1. Power outages as opportunities for adversaries
A vulnerability that electric entities face stems from the fact that planned outages and maintenance periods can provide adversaries with opportunities to learn about the utility for a future disruption or attack. Examples of what they can learn about include the timing of planned outages, the utility’s operations, recovery procedures and knowledge regarding any anomalous activity during an outage with a high likelihood of not being detected during that time.
When natural disasters occur and the utility schedules a mass outage, this also provides opportunity for adversarial reconnaissance.
The problem is that when outages occur, external entities are allowed into operational environments of the electric entity to provide service. This gives them a prime opportunity to infect an operations technology (OT) environment, whether intentionally or unintentionally. For example, in 2018, Schneider Electric alerted customers of two possibly infected USB sticks that were shipped out to them. (No events caused by this were reported.)
2. Supply chain compromise and CIP-013
One of the most concerning findings of the Dragos report was the significant rising threat of supply chain compromise. Electric entities rely upon a supply to produce electricity and adversaries bent on attacking the entity may focus on it to cause disruption. An example of this supply chain attack is when natural gas pipelines are attacked to disrupt energy generation. While Dragos has not specifically observed a systemic attack like this at this time, it still remains a threat.
Disruption of the supply chain of the raw elements necessary for electric entities is not the only threat to the supply chain.

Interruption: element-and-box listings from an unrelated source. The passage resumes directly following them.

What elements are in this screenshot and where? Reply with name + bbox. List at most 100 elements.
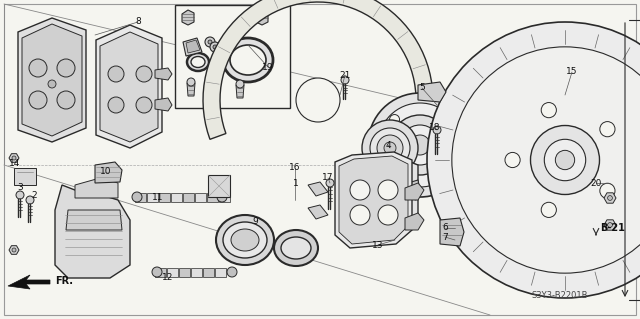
- Circle shape: [427, 22, 640, 298]
- Circle shape: [368, 93, 472, 197]
- Circle shape: [210, 42, 220, 52]
- Polygon shape: [9, 246, 19, 254]
- Text: 5: 5: [419, 84, 425, 93]
- Polygon shape: [187, 83, 195, 96]
- Text: 12: 12: [163, 272, 173, 281]
- Bar: [215, 268, 226, 277]
- Polygon shape: [335, 152, 412, 248]
- Circle shape: [26, 196, 34, 204]
- Text: 18: 18: [429, 123, 441, 132]
- Polygon shape: [66, 210, 122, 230]
- Text: 19: 19: [262, 63, 274, 71]
- Polygon shape: [308, 182, 328, 196]
- Circle shape: [544, 139, 586, 181]
- Text: 16: 16: [289, 164, 301, 173]
- Polygon shape: [604, 193, 616, 203]
- Polygon shape: [75, 178, 118, 198]
- Circle shape: [350, 180, 370, 200]
- Circle shape: [390, 115, 450, 175]
- Bar: [203, 268, 214, 277]
- Circle shape: [57, 59, 75, 77]
- Bar: [155, 268, 166, 277]
- Polygon shape: [22, 24, 82, 136]
- Circle shape: [236, 80, 244, 88]
- Bar: [195, 193, 206, 202]
- Circle shape: [12, 156, 16, 160]
- Circle shape: [600, 122, 615, 137]
- Polygon shape: [155, 98, 172, 111]
- Polygon shape: [18, 18, 86, 142]
- Text: 7: 7: [442, 233, 448, 241]
- Circle shape: [556, 150, 575, 170]
- Circle shape: [108, 97, 124, 113]
- Circle shape: [531, 125, 600, 195]
- Polygon shape: [96, 25, 162, 148]
- Text: 11: 11: [152, 194, 164, 203]
- Bar: [207, 193, 218, 202]
- Circle shape: [205, 37, 215, 47]
- Circle shape: [57, 91, 75, 109]
- Bar: [167, 268, 178, 277]
- Polygon shape: [183, 38, 202, 56]
- Text: 20: 20: [590, 179, 602, 188]
- Polygon shape: [336, 180, 350, 200]
- Polygon shape: [418, 82, 446, 102]
- Circle shape: [217, 192, 227, 202]
- Text: 1: 1: [293, 179, 299, 188]
- Circle shape: [440, 115, 451, 124]
- Text: FR.: FR.: [55, 276, 73, 286]
- Polygon shape: [100, 32, 158, 142]
- Ellipse shape: [216, 215, 274, 265]
- Polygon shape: [406, 180, 420, 200]
- Ellipse shape: [223, 222, 267, 258]
- Polygon shape: [236, 85, 244, 98]
- Circle shape: [227, 267, 237, 277]
- Circle shape: [341, 76, 349, 84]
- Text: 3: 3: [17, 183, 23, 192]
- Circle shape: [29, 59, 47, 77]
- Bar: [219, 193, 230, 202]
- Circle shape: [296, 78, 340, 122]
- Bar: [171, 193, 182, 202]
- Circle shape: [16, 191, 24, 199]
- Text: 15: 15: [566, 68, 578, 77]
- Ellipse shape: [191, 56, 205, 68]
- Bar: [147, 193, 158, 202]
- Circle shape: [440, 166, 451, 175]
- Text: S3Y3-B2201B: S3Y3-B2201B: [532, 291, 589, 300]
- Circle shape: [12, 248, 16, 252]
- Polygon shape: [256, 6, 268, 25]
- Text: B-21: B-21: [600, 223, 625, 233]
- Text: 13: 13: [372, 241, 384, 249]
- Circle shape: [136, 66, 152, 82]
- Polygon shape: [95, 162, 122, 183]
- Ellipse shape: [274, 230, 318, 266]
- Circle shape: [378, 205, 398, 225]
- Circle shape: [378, 180, 398, 200]
- Bar: [135, 193, 146, 202]
- Text: 6: 6: [442, 224, 448, 233]
- Text: 9: 9: [252, 218, 258, 226]
- Circle shape: [350, 205, 370, 225]
- Circle shape: [152, 267, 162, 277]
- Circle shape: [384, 142, 396, 154]
- Polygon shape: [339, 156, 408, 244]
- Circle shape: [326, 179, 334, 187]
- Bar: [191, 268, 202, 277]
- Circle shape: [505, 152, 520, 167]
- Text: 21: 21: [339, 70, 351, 79]
- Polygon shape: [182, 10, 194, 25]
- Polygon shape: [9, 154, 19, 162]
- Circle shape: [377, 135, 403, 161]
- Bar: [179, 268, 190, 277]
- Circle shape: [452, 47, 640, 273]
- Bar: [175, 5, 290, 108]
- Polygon shape: [155, 68, 172, 80]
- Circle shape: [541, 202, 556, 218]
- Text: 2: 2: [31, 190, 37, 199]
- Polygon shape: [8, 275, 50, 289]
- Bar: [159, 193, 170, 202]
- Bar: [183, 193, 194, 202]
- Polygon shape: [55, 185, 130, 278]
- Polygon shape: [405, 183, 424, 200]
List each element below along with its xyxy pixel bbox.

Dragos specifically mentions third-party vendors, original equipment manufacturers and telecommunication providers as being other potential points of attack.
The Dragos report includes which activity or threat groups exist as of January 2020 and what their different potential actions may include. As of this time, Xenotime is the only activity group deemed to be a potential threat to electric entities. In 2017, this group disrupted a Saudi oil and gas facility, and in 2018, Xenotime expanded its capabilities to include North America.

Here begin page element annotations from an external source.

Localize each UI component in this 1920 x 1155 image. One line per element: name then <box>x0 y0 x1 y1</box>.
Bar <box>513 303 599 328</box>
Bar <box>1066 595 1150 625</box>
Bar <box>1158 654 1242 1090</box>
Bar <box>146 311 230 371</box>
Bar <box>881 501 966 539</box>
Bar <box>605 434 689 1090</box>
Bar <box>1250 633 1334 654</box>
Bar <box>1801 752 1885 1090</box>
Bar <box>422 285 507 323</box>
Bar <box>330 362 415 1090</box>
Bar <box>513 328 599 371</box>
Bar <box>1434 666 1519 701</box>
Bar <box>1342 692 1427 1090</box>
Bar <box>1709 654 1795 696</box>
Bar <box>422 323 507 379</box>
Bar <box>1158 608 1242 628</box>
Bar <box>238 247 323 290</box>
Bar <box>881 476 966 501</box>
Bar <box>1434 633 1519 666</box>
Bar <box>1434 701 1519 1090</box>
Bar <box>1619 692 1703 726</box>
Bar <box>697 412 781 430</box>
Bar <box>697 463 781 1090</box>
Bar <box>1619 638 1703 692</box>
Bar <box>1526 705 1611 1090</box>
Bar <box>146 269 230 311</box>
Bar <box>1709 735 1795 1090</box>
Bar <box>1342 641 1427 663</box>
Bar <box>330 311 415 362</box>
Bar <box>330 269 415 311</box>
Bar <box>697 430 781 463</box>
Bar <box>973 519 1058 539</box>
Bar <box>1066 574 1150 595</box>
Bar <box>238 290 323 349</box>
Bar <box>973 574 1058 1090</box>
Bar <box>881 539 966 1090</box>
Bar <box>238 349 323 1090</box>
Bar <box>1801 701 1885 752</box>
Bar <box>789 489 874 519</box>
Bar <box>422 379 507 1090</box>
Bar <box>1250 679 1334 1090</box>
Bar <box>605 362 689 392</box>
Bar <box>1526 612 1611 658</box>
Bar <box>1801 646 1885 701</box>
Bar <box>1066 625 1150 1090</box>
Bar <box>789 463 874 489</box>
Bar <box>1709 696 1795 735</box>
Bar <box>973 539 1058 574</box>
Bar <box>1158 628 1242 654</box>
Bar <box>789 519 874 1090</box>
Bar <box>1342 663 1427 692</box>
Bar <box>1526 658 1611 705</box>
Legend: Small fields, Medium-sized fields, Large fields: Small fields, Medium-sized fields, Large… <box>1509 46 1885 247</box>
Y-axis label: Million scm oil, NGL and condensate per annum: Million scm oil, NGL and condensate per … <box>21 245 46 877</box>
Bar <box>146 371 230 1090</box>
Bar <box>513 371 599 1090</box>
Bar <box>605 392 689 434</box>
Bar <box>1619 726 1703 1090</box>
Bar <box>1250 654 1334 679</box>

The Dragos report puts the threat landscape for electric entities into perspective by referring to CIP-013 standard. This NERC CIP Reliability standard governs supply chain risk management and adheres to cybersecurity regulations mandating a minimum level of cybersecurity for electric entities. It holds that these entities must use best practices for cybersecurity, which is unique compared to the other areas of the world. Despite the relatively high level of vulnerability electrical entities in the United States face, CIP-013 leaves us with a beacon of hope against existing and future threats and is definitely encouraging.
3. OT communications gateways
Another key finding of the Dragos report is that adversaries have the ability to exploit vulnerabilities within OT communications to disrupt energy production facilities.

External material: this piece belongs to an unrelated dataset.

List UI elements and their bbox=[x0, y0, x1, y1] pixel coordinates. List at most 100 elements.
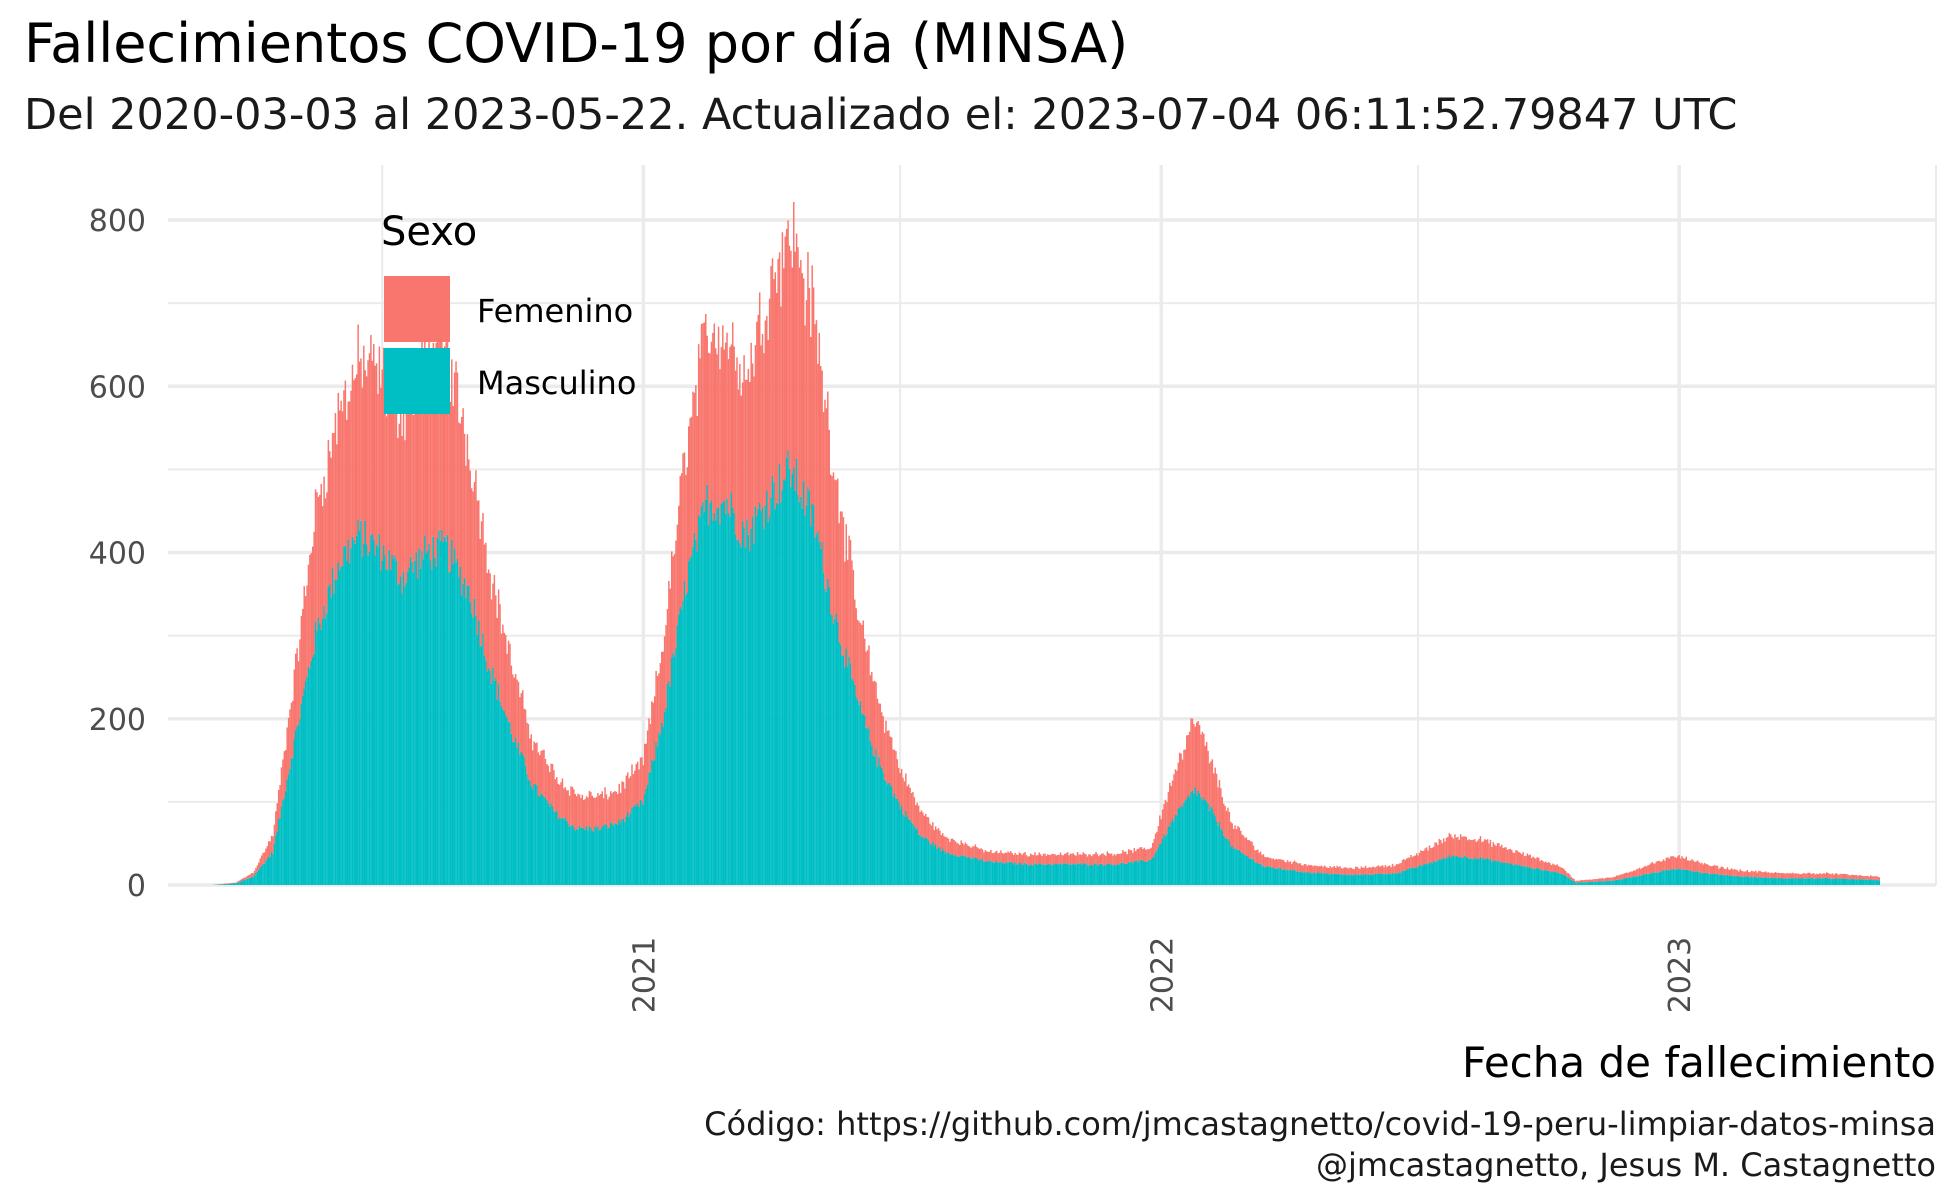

Recently, adversaries exploited firewall vulnerabilities for a solar energy utility in Utah. Attackers targeted a known Cisco firewall vulnerability in the firewalls between IT systems from the utility’s OT to impact operations by causing unexpected device reboots. This amounted to communications outages between sites, field devices and the control center and lasted for less than five minutes.
Dragos found that despite a minimal impact from the incident, the disruption resulted in a disruption in generation network connectivity. If this exploitation had been more severe and longer lasting, the incident could have caused disastrous consequences at the utility.
4. The state of threats to electric entities in the United States
The Dragos report highlighted concerning aspects about the threat landscape for United States (and North American) electric entities. Of the 11 activity groups that Dragos tracks, seven can potentially impact these entities: Xenotime, Parisite, Dymalloy, Allanite, Magnallium, Covellite and Raspite.
Xenotime is identified as being especially a threat because of its ability to cause supply chain compromise. The increased activity of Magnallium has been observed to match the escalation of tensions with Iran in the Middle East; however, it is not suspected of being a state-sponsored activity group.
These threats should not lead you to think that the electric entity threat landscape in the United States is in dire shape compared to the rest of the world. With the implementation of CIP-013, the supply chain compromise risk by Xenotime and other adversaries will lose its teeth; complying with the minimum level of cybersecurity mandated by CIP-013 may result in impactful improvement of the risk landscape.
The Dragos report provides an insightful look into the electric entity threat landscape as of January 2020. It highlights the vulnerabilities and activity groups faced by electric entities in the United States, looks at recent cyberattacks overseas and is peppered with both the rising risk from supply chain compromise and the coming relief that CIP-013 will provide.
All things said, many will be reassured by this report. While we can see that adversaries do pose a serious danger to electric entities, upcoming regulations may provide the necessary nudge towards a more secure critical infrastructure.